Chicago Tribune – Letters – April 15, 2018
Profiles in congressional cowardice
Morton H. Kaplan, professor emeritus, Columbia College, Chicago
John F. Kennedy wrote a book called “Profiles in Courage,” a story about eight senators who were the personification of integrity and heroic behavior, the likes of Sens. Daniel Webster, Robert Taft and John Quincy Adams. They stood for principles, risking their futures.
Where are such men today among the Republicans in the Senate or the House of Representatives? Oh, sure, there are Sen. Jeff Flake of Arizona and Sen. Bob Corker of Tennessee.
Neither is running for re-election.
Sens. John McCain and Lindsey Graham and Ben Sasse have stuck a few oppositional toes in tepid waters. Not exactly an all-out attack to stop President Donald Trump, even though most senators dislike everything about the president and most of what he stands for. But the senators have built personal moats so that nobody can cross them and thereby ensure they will retain their seats. The easiest way for them to do that is to support the president and avoid his rancor, which would bring threats of primaries against them and launch his 40 percent to dislodge them — not to mention being tagged with scurrilous nicknames.

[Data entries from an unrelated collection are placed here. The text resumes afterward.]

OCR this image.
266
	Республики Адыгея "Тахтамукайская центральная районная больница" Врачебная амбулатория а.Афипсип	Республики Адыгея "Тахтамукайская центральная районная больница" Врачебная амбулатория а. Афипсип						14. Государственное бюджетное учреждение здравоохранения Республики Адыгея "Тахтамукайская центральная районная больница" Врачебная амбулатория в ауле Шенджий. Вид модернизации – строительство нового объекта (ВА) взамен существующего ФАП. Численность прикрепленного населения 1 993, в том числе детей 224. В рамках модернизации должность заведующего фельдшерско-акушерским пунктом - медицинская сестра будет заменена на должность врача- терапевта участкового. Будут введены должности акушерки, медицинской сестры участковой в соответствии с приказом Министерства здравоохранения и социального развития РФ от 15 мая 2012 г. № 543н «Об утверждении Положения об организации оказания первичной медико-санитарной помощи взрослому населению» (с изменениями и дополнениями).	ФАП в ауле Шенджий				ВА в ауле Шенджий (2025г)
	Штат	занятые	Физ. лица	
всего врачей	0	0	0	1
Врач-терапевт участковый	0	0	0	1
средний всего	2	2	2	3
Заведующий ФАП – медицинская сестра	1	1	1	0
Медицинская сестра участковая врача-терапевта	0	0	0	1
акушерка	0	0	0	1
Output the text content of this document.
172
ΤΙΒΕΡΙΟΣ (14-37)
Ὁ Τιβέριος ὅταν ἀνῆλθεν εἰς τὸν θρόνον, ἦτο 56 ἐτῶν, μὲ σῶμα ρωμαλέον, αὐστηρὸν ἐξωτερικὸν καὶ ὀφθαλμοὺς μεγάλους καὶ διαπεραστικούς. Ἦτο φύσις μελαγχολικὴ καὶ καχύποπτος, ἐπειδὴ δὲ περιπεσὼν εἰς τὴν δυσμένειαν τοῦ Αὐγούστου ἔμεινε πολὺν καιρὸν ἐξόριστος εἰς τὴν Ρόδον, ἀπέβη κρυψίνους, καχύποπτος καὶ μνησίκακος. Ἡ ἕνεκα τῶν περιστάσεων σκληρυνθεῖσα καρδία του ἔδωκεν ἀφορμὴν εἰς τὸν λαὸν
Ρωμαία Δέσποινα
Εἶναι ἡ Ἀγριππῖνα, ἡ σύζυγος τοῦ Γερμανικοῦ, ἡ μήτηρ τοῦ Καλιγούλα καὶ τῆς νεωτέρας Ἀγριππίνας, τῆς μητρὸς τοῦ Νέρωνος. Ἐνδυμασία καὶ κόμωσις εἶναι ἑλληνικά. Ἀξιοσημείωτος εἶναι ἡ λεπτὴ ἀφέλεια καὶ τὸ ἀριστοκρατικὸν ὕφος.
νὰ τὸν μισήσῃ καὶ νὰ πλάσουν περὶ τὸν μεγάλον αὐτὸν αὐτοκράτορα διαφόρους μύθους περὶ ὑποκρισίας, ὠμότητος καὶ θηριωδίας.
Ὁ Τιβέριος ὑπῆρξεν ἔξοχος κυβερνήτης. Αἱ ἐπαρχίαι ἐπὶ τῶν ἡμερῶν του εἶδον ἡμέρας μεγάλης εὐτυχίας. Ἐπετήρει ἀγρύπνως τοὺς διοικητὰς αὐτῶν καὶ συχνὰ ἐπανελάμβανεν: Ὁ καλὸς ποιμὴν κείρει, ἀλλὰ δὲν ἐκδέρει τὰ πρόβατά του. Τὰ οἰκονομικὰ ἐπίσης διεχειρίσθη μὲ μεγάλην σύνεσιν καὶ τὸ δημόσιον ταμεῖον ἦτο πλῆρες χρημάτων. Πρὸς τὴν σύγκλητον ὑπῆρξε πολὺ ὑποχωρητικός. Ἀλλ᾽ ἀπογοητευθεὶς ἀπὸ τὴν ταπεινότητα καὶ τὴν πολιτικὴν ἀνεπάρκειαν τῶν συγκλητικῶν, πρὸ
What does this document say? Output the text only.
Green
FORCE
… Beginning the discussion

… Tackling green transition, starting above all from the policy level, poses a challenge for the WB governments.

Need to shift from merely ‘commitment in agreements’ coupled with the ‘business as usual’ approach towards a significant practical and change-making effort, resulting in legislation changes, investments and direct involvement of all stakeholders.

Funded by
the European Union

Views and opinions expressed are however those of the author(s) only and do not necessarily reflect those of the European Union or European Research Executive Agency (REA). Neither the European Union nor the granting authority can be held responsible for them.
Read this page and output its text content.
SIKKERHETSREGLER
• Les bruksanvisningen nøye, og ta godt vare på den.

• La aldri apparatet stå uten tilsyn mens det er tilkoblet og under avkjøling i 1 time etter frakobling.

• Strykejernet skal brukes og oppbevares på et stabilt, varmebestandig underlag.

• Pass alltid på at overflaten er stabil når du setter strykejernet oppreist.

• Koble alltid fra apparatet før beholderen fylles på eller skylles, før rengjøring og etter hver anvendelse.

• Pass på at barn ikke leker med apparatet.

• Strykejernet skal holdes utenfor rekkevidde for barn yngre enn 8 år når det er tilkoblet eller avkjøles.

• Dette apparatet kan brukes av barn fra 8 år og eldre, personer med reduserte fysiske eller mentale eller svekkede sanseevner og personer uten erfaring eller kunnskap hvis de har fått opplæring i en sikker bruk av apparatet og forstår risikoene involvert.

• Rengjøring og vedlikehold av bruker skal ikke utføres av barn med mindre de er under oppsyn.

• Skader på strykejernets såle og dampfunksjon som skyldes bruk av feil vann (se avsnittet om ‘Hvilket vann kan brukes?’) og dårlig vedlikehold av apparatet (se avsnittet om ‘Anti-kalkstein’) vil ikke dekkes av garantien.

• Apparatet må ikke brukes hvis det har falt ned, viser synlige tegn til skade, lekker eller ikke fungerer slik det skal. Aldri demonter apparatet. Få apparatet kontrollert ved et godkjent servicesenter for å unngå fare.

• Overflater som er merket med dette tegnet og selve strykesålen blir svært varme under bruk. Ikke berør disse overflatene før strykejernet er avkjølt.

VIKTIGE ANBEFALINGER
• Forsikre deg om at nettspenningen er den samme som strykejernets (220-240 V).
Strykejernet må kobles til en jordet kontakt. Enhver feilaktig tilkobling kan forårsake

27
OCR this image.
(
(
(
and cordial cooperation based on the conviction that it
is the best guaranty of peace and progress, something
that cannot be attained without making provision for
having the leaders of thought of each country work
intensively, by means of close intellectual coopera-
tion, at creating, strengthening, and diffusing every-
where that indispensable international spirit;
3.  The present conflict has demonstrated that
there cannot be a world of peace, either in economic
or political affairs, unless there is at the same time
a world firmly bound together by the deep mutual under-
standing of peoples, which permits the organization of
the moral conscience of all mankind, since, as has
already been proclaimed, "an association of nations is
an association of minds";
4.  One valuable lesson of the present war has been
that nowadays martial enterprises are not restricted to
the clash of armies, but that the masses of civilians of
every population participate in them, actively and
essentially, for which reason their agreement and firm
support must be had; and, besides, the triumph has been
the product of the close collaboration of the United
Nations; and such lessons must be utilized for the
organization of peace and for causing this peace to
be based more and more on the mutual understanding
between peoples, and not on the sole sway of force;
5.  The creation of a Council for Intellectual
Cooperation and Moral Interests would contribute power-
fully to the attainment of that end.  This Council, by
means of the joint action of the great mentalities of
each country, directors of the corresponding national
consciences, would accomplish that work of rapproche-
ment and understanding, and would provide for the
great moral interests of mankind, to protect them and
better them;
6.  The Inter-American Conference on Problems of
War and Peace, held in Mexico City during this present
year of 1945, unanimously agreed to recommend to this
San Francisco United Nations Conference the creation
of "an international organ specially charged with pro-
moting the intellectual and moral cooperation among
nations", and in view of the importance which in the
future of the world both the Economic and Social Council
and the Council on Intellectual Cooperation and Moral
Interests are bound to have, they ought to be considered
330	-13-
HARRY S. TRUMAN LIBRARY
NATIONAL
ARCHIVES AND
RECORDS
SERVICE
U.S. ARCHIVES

And what of the pied pipers who lead the House and Senate? Senate Majority Leader Mitch McConnell is of the never-say-a-bad-word school. And House Speaker Paul Ryan should have followed his original instincts to not take the job instead of showing the spinelessness that has destroyed his career.
Isn’t it time that these so-called representatives of the people who have gone into hiding acknowledge that the emperor has no clothes? Who’s going to go first?